In the Linux kernel, the following vulnerability has been resolved:
mm: swap: fix race between free_swap_and_cache() and swapoff()
There was previously a theoretical window where swapoff() could run and teardown a swap_info_struct while a call to free_swap_and_cache() was running in another thread. This could cause, amongst other bad possibilities, swap_page_trans_huge_swapped() (called by free_swap_and_cache()) to access the freed memory for swap_map.
This is a theoretical problem and I haven't been able to provoke it from a test case. But there has been agreement based on code review that this is possible (see link below).
Fix it by using get_swap_device()/put_swap_device(), which will stall swapoff(). There was an extra check in _swap_info_get() to confirm that the swap entry was not free. This isn't present in get_swap_device() because it doesn't make sense in general due to the race between getting the reference and swapoff. So I've added an equivalent check directly in free_swap_and_cache().
Details of how to provoke one possible issue (thanks to David Hildenbrand for deriving this):
--8<-----
__swap_entry_free() might be the last user and result in "count == SWAP_HAS_CACHE".
swapoff->try_to_unuse() will stop as soon as soon as si->inuse_pages==0.
So the question is: could someone reclaim the folio and turn si->inuse_pages==0, before we completed swap_page_trans_huge_swapped().
Imagine the following: 2 MiB folio in the swapcache. Only 2 subpages are still references by swap entries.
Process 1 still references subpage 0 via swap entry. Process 2 still references subpage 1 via swap entry.
Process 1 quits. Calls free_swap_and_cache(). -> count == SWAP_HAS_CACHE [then, preempted in the hypervisor etc.]
Process 2 quits. Calls free_swap_and_cache(). -> count == SWAP_HAS_CACHE
Process 2 goes ahead, passes swap_page_trans_huge_swapped(), and calls __try_to_reclaim_swap().

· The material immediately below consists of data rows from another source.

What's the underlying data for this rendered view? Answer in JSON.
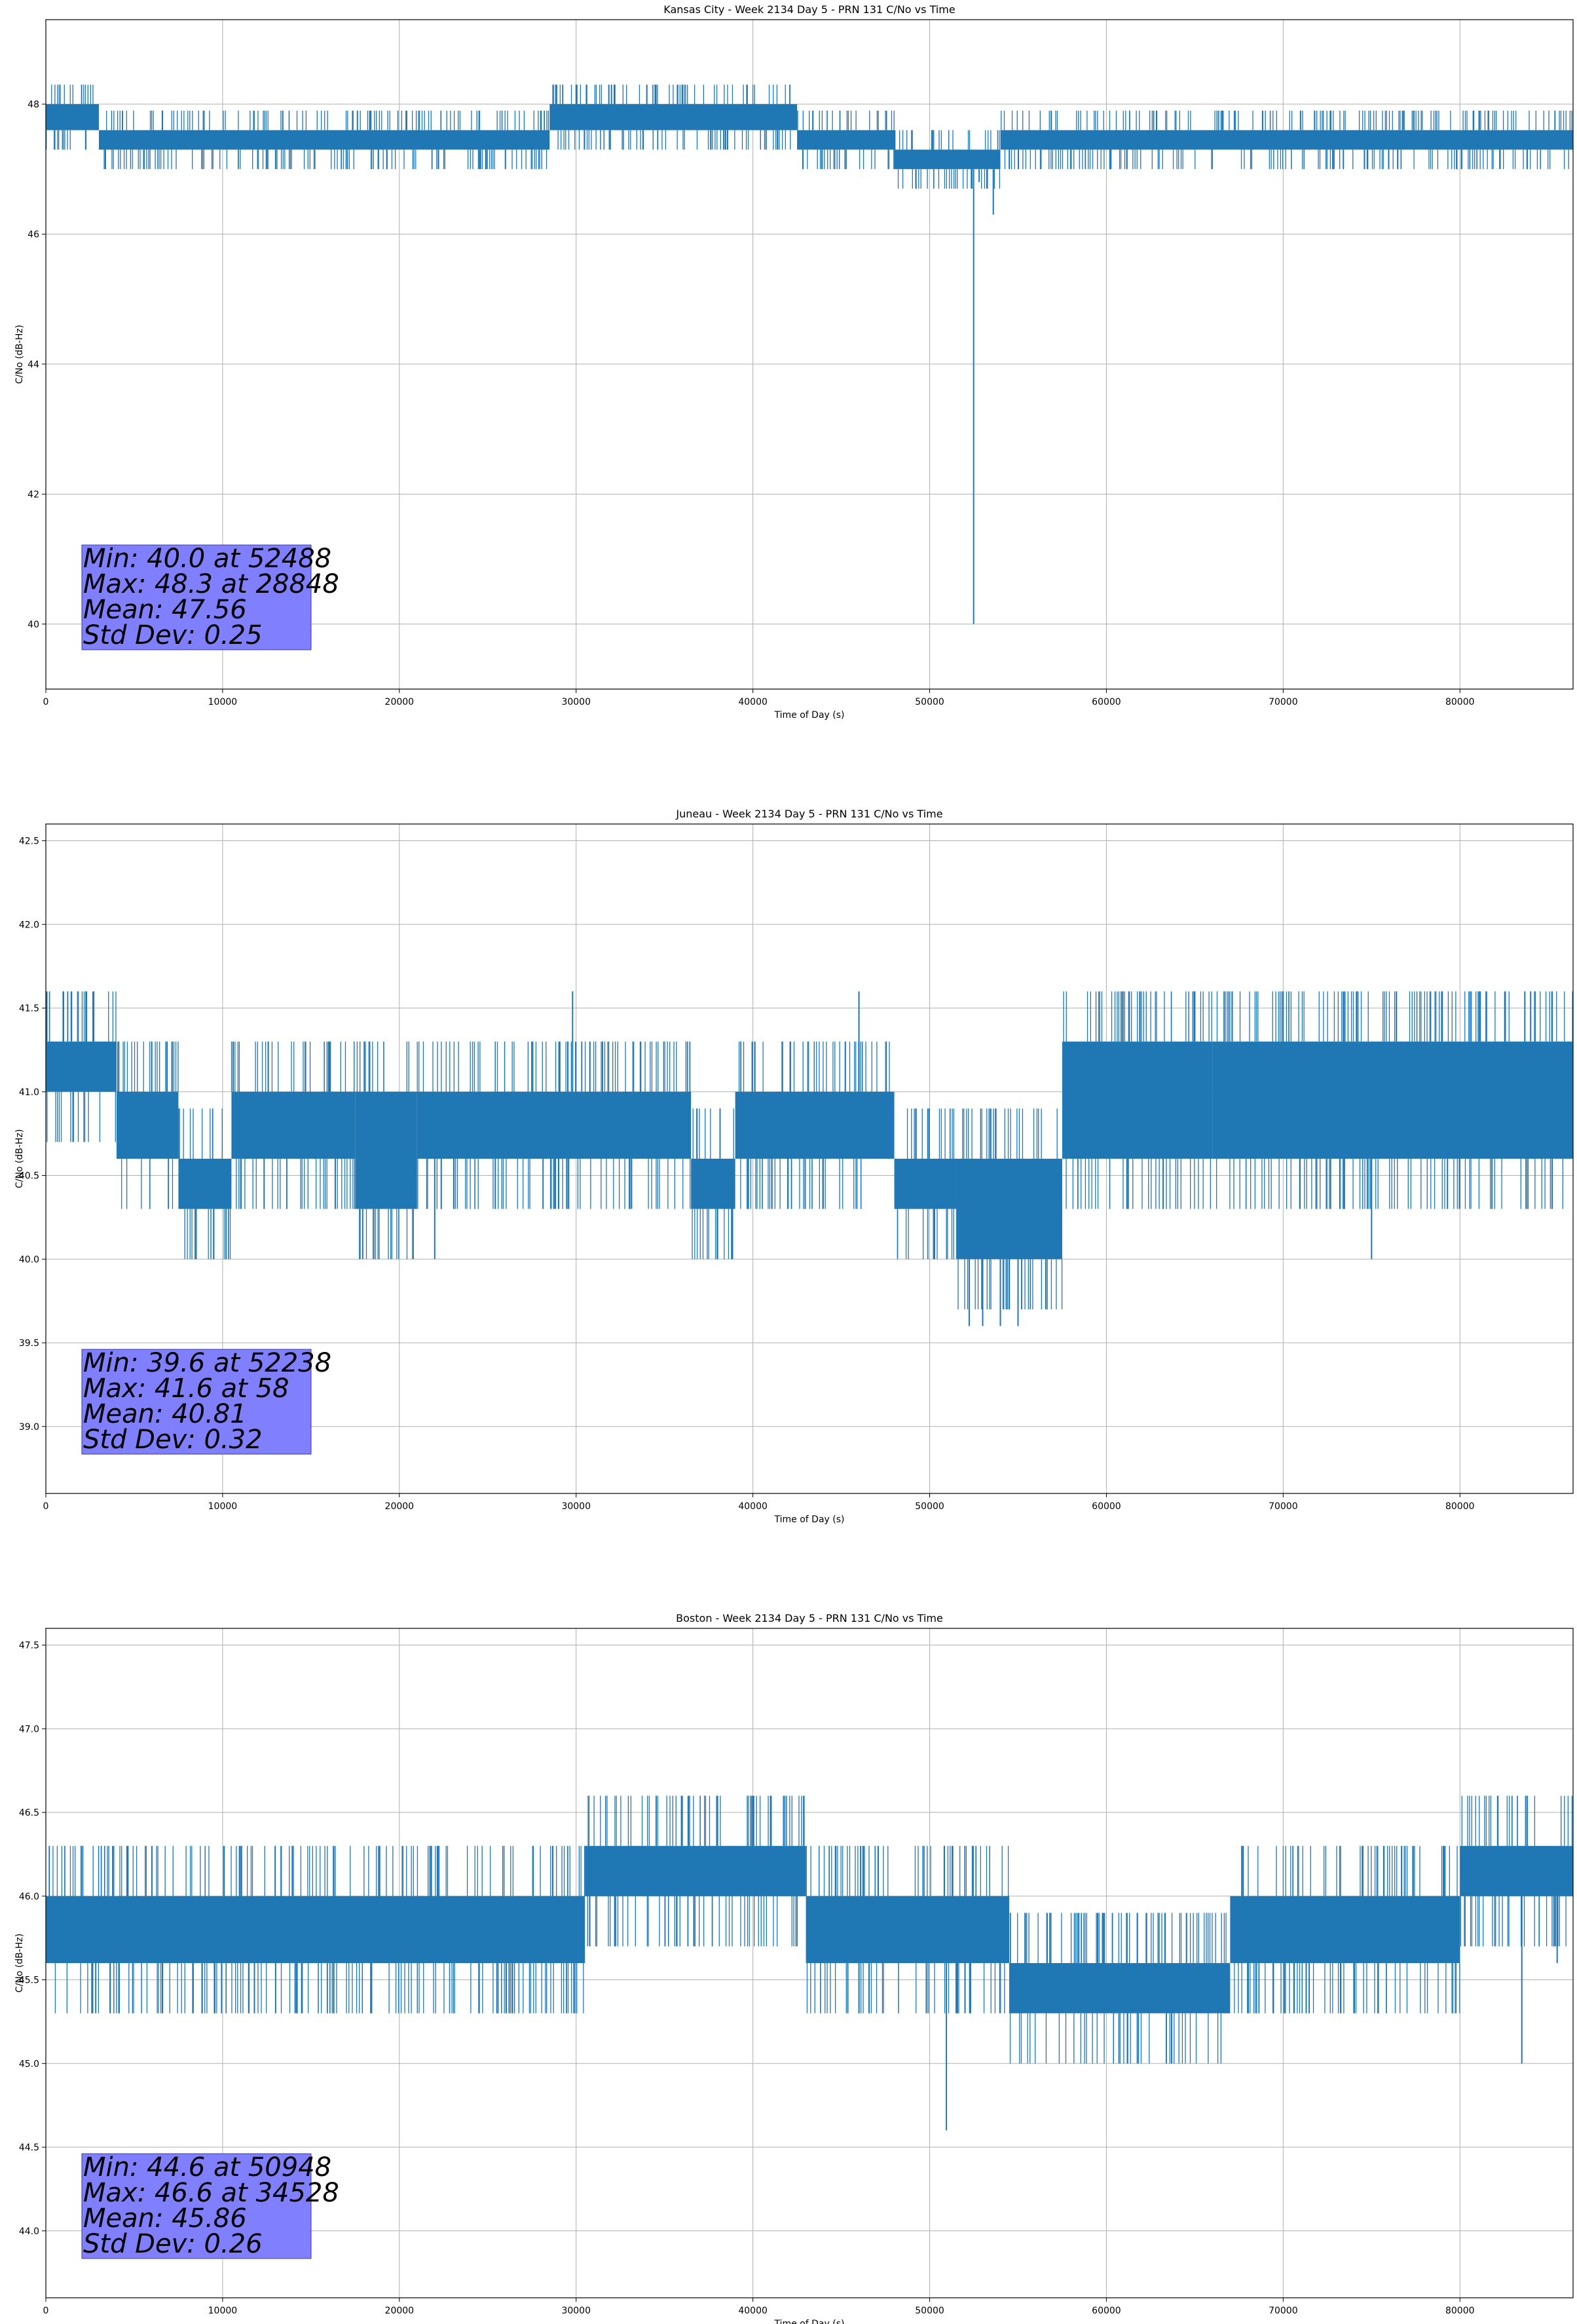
{
  "chart_data": [
    {
      "type": "line",
      "title": "Kansas City - Week 2134 Day 5 - PRN 131 C/No vs Time",
      "xlabel": "Time of Day (s)",
      "ylabel": "C/No (dB-Hz)",
      "xlim": [
        0,
        86400
      ],
      "ylim": [
        39.0,
        49.3
      ],
      "xticks": [
        0,
        10000,
        20000,
        30000,
        40000,
        50000,
        60000,
        70000,
        80000
      ],
      "xtick_labels": [
        "0",
        "10000",
        "20000",
        "30000",
        "40000",
        "50000",
        "60000",
        "70000",
        "80000"
      ],
      "yticks": [
        40,
        42,
        44,
        46,
        48
      ],
      "ytick_labels": [
        "40",
        "42",
        "44",
        "46",
        "48"
      ],
      "grid": true,
      "series_color": "#1f77b4",
      "box_color": "#8080ff",
      "stats": [
        "Min: 40.0 at 52488",
        "Max: 48.3 at 28848",
        "Mean: 47.56",
        "Std Dev: 0.25"
      ],
      "band_segments": [
        {
          "x": [
            0,
            3000
          ],
          "y": [
            47.6,
            48.0
          ]
        },
        {
          "x": [
            3000,
            28500
          ],
          "y": [
            47.3,
            47.6
          ]
        },
        {
          "x": [
            28500,
            42500
          ],
          "y": [
            47.6,
            48.0
          ]
        },
        {
          "x": [
            42500,
            48000
          ],
          "y": [
            47.3,
            47.6
          ]
        },
        {
          "x": [
            48000,
            54000
          ],
          "y": [
            47.0,
            47.3
          ]
        },
        {
          "x": [
            54000,
            56000
          ],
          "y": [
            47.3,
            47.6
          ]
        },
        {
          "x": [
            56000,
            86400
          ],
          "y": [
            47.3,
            47.6
          ]
        }
      ],
      "spikes": [
        [
          52488,
          40.0
        ],
        [
          28848,
          48.3
        ],
        [
          13000,
          47.0
        ],
        [
          26000,
          47.0
        ],
        [
          30000,
          48.3
        ],
        [
          32000,
          48.3
        ],
        [
          34000,
          48.3
        ],
        [
          36000,
          48.3
        ],
        [
          49000,
          47.0
        ],
        [
          52800,
          46.8
        ],
        [
          53600,
          46.3
        ],
        [
          60200,
          47.0
        ],
        [
          74600,
          47.0
        ],
        [
          83800,
          47.0
        ]
      ]
    },
    {
      "type": "line",
      "title": "Juneau - Week 2134 Day 5 - PRN 131 C/No vs Time",
      "xlabel": "Time of Day (s)",
      "ylabel": "C/No (dB-Hz)",
      "xlim": [
        0,
        86400
      ],
      "ylim": [
        38.6,
        42.6
      ],
      "xticks": [
        0,
        10000,
        20000,
        30000,
        40000,
        50000,
        60000,
        70000,
        80000
      ],
      "xtick_labels": [
        "0",
        "10000",
        "20000",
        "30000",
        "40000",
        "50000",
        "60000",
        "70000",
        "80000"
      ],
      "yticks": [
        39.0,
        39.5,
        40.0,
        40.5,
        41.0,
        41.5,
        42.0,
        42.5
      ],
      "ytick_labels": [
        "39.0",
        "39.5",
        "40.0",
        "40.5",
        "41.0",
        "41.5",
        "42.0",
        "42.5"
      ],
      "grid": true,
      "series_color": "#1f77b4",
      "box_color": "#8080ff",
      "stats": [
        "Min: 39.6 at 52238",
        "Max: 41.6 at 58",
        "Mean: 40.81",
        "Std Dev: 0.32"
      ],
      "band_segments": [
        {
          "x": [
            0,
            4000
          ],
          "y": [
            41.0,
            41.3
          ]
        },
        {
          "x": [
            4000,
            7500
          ],
          "y": [
            40.6,
            41.0
          ]
        },
        {
          "x": [
            7500,
            10500
          ],
          "y": [
            40.3,
            40.6
          ]
        },
        {
          "x": [
            10500,
            17500
          ],
          "y": [
            40.6,
            41.0
          ]
        },
        {
          "x": [
            17500,
            21000
          ],
          "y": [
            40.3,
            41.0
          ]
        },
        {
          "x": [
            21000,
            36500
          ],
          "y": [
            40.6,
            41.0
          ]
        },
        {
          "x": [
            36500,
            39000
          ],
          "y": [
            40.3,
            40.6
          ]
        },
        {
          "x": [
            39000,
            48000
          ],
          "y": [
            40.6,
            41.0
          ]
        },
        {
          "x": [
            48000,
            51500
          ],
          "y": [
            40.3,
            40.6
          ]
        },
        {
          "x": [
            51500,
            57500
          ],
          "y": [
            40.0,
            40.6
          ]
        },
        {
          "x": [
            57500,
            66000
          ],
          "y": [
            40.6,
            41.3
          ]
        },
        {
          "x": [
            66000,
            86400
          ],
          "y": [
            40.6,
            41.3
          ]
        }
      ],
      "spikes": [
        [
          58,
          41.6
        ],
        [
          1000,
          41.6
        ],
        [
          2300,
          41.6
        ],
        [
          8500,
          40.0
        ],
        [
          9500,
          40.0
        ],
        [
          22000,
          40.0
        ],
        [
          29800,
          41.6
        ],
        [
          38000,
          40.0
        ],
        [
          38800,
          40.0
        ],
        [
          46000,
          41.6
        ],
        [
          52238,
          39.6
        ],
        [
          53000,
          39.6
        ],
        [
          54000,
          39.6
        ],
        [
          55000,
          39.6
        ],
        [
          65000,
          41.6
        ],
        [
          70000,
          41.6
        ],
        [
          75000,
          40.0
        ],
        [
          79000,
          41.6
        ],
        [
          84000,
          41.6
        ]
      ]
    },
    {
      "type": "line",
      "title": "Boston - Week 2134 Day 5 - PRN 131 C/No vs Time",
      "xlabel": "Time of Day (s)",
      "ylabel": "C/No (dB-Hz)",
      "xlim": [
        0,
        86400
      ],
      "ylim": [
        43.6,
        47.6
      ],
      "xticks": [
        0,
        10000,
        20000,
        30000,
        40000,
        50000,
        60000,
        70000,
        80000
      ],
      "xtick_labels": [
        "0",
        "10000",
        "20000",
        "30000",
        "40000",
        "50000",
        "60000",
        "70000",
        "80000"
      ],
      "yticks": [
        44.0,
        44.5,
        45.0,
        45.5,
        46.0,
        46.5,
        47.0,
        47.5
      ],
      "ytick_labels": [
        "44.0",
        "44.5",
        "45.0",
        "45.5",
        "46.0",
        "46.5",
        "47.0",
        "47.5"
      ],
      "grid": true,
      "series_color": "#1f77b4",
      "box_color": "#8080ff",
      "stats": [
        "Min: 44.6 at 50948",
        "Max: 46.6 at 34528",
        "Mean: 45.86",
        "Std Dev: 0.26"
      ],
      "band_segments": [
        {
          "x": [
            0,
            30500
          ],
          "y": [
            45.6,
            46.0
          ]
        },
        {
          "x": [
            30500,
            43000
          ],
          "y": [
            46.0,
            46.3
          ]
        },
        {
          "x": [
            43000,
            54500
          ],
          "y": [
            45.6,
            46.0
          ]
        },
        {
          "x": [
            54500,
            67000
          ],
          "y": [
            45.3,
            45.6
          ]
        },
        {
          "x": [
            67000,
            80000
          ],
          "y": [
            45.6,
            46.0
          ]
        },
        {
          "x": [
            80000,
            86400
          ],
          "y": [
            46.0,
            46.3
          ]
        }
      ],
      "spikes": [
        [
          2000,
          46.3
        ],
        [
          6000,
          46.3
        ],
        [
          11800,
          45.3
        ],
        [
          13000,
          45.3
        ],
        [
          14500,
          45.3
        ],
        [
          24500,
          45.3
        ],
        [
          34528,
          46.6
        ],
        [
          36000,
          46.6
        ],
        [
          38000,
          46.6
        ],
        [
          41000,
          46.6
        ],
        [
          46000,
          45.3
        ],
        [
          50948,
          44.6
        ],
        [
          52000,
          45.3
        ],
        [
          61200,
          45.0
        ],
        [
          74000,
          45.3
        ],
        [
          83500,
          45.0
        ],
        [
          85500,
          45.6
        ]
      ]
    }
  ]
}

__try_to_reclaim_swap()->folio_free_swap()->delete_from_swap_cache()-> put_swap_folio()->free_swap_slot()->swapcache_free_entries()-> swap_entry_free()->swap_range_free()-> ... WRITE_ONCE(si->inuse_pages, si->inuse_pages - nr_entries);
What stops swapoff to succeed after process 2 reclaimed the swap cache but before process1 finished its call to swap_page_trans_huge_swapped()?
--8<-----